From Fr. Thomas McKenzie
For the past 12 years, Church of the Redeemer and Family Affair Ministries have worked in partnership to “restore families and rebuild communities through God’s hand extended.” I’m pleased to tell you that this partnership is just as vital and robust as it has ever been, and I expect it to continue for many years to come. That has not changed, nor should we expect it to. In that context, I’m writing today to let you know about some changes that are coming to Family Affair Ministries (FAM).
By way of background, let me give you a picture of how things have been. FAM is technically two organizations. One is FAM Inc., which is a non-profit corporation. Its purpose is to serve the poor in FAM’s neighborhood. Since it is not a church, it can accept grant money which couldn’t go to it otherwise. The “Inc.”, as they call it, leases a building within the Berkshire Place Apartments. These apartments provide government-assisted housing to those in need. Much of FAM’s ministry is meant for these residents.
It’s important to note that Berkshire Place sits on about 20 acres of land which are leased, and that this lease is ending in 2017. FAM has recently been notified that this lease will not be renewed. At some point in the next couple of years, we think it is reasonable to expect that the Berkshire Place Apartments will be torn down and their residents dispersed. FAM’s work there will obviously come to an end.
Why will the lease not be renewed? That goes to the transformation, the gentrification, that has occurred in the neighborhood around FAM over the past few years. When I first went to FAM a dozen years ago, I was (frankly) a little nervous. It was a high crime, high poverty area. Today when I go to FAM, I drive by new houses that are worth twice as much as the house I happen to live in. It's apparent that demographics have shifted a great deal. The neighborhood has changed dramatically, and that change doesn’t seem to be slowing down.
This brings us to the second aspect of FAM. This is the church, the “Fellowship” as they call it. This is a congregation of about 40 adults and at least that many children who worship on Sundays at FAM’s building, 1600 Riverside Drive. The Fellowship bought their facility (which is four buildings on 2 acres) 13 years ago for about $500k. That is a miraculous story, by the way. Today, they owe about $200k.
Upkeep on their facility has been notoriously difficult. It is a large building, and they operate on a shoe-string budget. One might argue that it has always been more property than the Fellowship really needs. Regardless of that, the demographic changes that have come to the neighborhood are definitely affecting the future of the church.
The leadership of FAM has seen the writing on the wall.
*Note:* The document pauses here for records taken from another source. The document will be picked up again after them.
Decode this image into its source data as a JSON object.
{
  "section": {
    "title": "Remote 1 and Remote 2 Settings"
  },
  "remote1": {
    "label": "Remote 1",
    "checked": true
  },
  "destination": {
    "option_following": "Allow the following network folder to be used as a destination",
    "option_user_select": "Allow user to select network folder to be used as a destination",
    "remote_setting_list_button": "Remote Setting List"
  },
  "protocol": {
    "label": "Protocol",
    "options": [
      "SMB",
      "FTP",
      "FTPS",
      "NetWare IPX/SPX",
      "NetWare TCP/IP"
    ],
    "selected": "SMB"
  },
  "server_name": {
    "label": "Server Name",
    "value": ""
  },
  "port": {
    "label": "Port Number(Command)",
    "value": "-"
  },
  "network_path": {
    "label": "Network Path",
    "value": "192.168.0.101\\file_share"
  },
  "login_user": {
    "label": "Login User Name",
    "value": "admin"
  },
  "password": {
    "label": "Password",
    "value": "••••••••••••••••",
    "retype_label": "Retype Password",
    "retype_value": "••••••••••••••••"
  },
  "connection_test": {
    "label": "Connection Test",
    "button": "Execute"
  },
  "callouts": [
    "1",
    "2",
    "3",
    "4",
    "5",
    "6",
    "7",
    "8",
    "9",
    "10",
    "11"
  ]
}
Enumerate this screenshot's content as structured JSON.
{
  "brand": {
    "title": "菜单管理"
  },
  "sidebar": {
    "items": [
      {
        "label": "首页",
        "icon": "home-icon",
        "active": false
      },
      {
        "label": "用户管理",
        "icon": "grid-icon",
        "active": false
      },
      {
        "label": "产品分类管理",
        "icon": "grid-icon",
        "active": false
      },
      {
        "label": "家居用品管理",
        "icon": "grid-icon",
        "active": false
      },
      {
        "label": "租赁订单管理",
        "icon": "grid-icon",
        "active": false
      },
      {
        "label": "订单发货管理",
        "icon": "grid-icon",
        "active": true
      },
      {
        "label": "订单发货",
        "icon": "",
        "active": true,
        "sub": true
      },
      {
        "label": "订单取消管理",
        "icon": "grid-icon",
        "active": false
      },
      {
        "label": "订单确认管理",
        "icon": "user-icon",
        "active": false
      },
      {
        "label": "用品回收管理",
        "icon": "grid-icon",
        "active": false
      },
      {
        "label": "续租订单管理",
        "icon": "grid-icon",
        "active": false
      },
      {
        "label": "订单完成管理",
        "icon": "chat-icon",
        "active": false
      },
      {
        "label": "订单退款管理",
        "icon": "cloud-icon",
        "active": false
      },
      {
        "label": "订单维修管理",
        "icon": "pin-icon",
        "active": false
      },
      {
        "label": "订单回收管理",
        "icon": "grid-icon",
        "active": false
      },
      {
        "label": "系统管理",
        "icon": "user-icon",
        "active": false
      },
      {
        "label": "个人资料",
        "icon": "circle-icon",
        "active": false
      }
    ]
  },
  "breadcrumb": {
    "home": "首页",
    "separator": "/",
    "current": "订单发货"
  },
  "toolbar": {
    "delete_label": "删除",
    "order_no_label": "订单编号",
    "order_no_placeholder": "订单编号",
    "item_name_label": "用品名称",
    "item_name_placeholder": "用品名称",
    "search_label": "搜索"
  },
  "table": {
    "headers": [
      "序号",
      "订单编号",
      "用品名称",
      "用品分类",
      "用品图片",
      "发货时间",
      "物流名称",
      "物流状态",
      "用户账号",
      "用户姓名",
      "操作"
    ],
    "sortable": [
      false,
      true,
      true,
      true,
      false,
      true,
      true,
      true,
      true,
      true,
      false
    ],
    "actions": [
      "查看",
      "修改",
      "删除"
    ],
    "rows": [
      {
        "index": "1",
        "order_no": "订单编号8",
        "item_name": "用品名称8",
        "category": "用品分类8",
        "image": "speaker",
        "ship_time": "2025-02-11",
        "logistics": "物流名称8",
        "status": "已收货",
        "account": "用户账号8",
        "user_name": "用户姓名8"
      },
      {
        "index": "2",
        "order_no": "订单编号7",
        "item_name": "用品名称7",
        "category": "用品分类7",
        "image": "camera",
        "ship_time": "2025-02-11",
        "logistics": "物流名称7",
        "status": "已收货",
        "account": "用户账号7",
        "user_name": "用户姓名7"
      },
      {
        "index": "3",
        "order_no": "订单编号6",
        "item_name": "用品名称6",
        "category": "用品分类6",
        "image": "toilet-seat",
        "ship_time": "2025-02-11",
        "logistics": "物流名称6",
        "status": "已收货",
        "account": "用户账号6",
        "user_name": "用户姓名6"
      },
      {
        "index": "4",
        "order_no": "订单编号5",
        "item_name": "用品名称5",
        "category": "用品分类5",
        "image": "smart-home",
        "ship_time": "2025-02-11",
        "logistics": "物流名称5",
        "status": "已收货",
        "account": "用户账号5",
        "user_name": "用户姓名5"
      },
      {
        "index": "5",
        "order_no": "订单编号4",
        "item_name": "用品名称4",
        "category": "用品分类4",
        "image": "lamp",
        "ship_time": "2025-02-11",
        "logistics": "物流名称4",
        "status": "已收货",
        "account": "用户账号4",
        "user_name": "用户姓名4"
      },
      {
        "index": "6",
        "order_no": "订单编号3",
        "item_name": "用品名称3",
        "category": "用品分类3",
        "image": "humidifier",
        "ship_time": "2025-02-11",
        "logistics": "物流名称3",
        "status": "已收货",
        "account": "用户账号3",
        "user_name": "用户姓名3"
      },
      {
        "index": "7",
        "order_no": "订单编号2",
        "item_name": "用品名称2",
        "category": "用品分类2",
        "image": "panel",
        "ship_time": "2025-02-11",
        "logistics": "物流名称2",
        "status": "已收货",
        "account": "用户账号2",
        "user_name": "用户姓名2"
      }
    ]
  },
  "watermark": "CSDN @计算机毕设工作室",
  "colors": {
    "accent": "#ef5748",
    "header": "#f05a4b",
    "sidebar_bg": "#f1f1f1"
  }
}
Property values are incredibly high, their members are less and less able to live in the neighborhood, and within a year or two most of the recipients of their ministry will no longer be there. After a great deal of prayer and soul searching, the Fellowship has put their building up for sale.
What does this mean? In the very short term, nothing. Until the building sells, things will be exactly as they have been. Once the building sells, the Fellowship intends to lease space nearby and continue to worship together. Their ministry at Berkshire Place will continue until it can’t. At that point, it is most likely that FAM will relocate to another area of town, one in which it can continue it’s vital mission. What it will look like then, we don't exactly know. How could we?
There is some irony to this, of course. FAM’s ministry brought hope to many families in the neighborhood. I don’t have any statistics, but from what I’ve personally seen, I expect that FAM has helped to lower the crime rate, raise the quality of life and education, and provide people with a new vision for their future. They have incubated new businesses, ended the “food desert” in which they lived, and provided services that otherwise would never have happened. It seems that they have helped make the neighborhood better, and this has attracted new people to move in; so many new people that FAM itself will need to leave.
FAM continues as both the Inc. and the Fellowship. Soon, we hope that the Fellowship will have a good amount of money in the bank (the facility is listed for $3.5 million). Their intention is to continue their ministry, while praying about what God has next for them, and where they should go.
Our relationship with FAM has not changed. We will continue to minister together to the folks at Berkshire, to the kids at Stratford High, and to others in their neighborhood. When the time comes, I expect we will partner with them in their new endeavor, wherever that may be.
FAM is not a just a non-profit organization. They are our friends, teachers, and co-laborers. More importantly, they are our brothers and sisters in Christ. We are in this with them for the long term. I had a professor in seminary who used to say “if you want to hang out with God, hang out where God hangs out.” I have seen that God “hangs out” with FAM. They are the kind of people I want to be around; and, I’m thrilled to see what God does next. I know that we’ll be right there with them.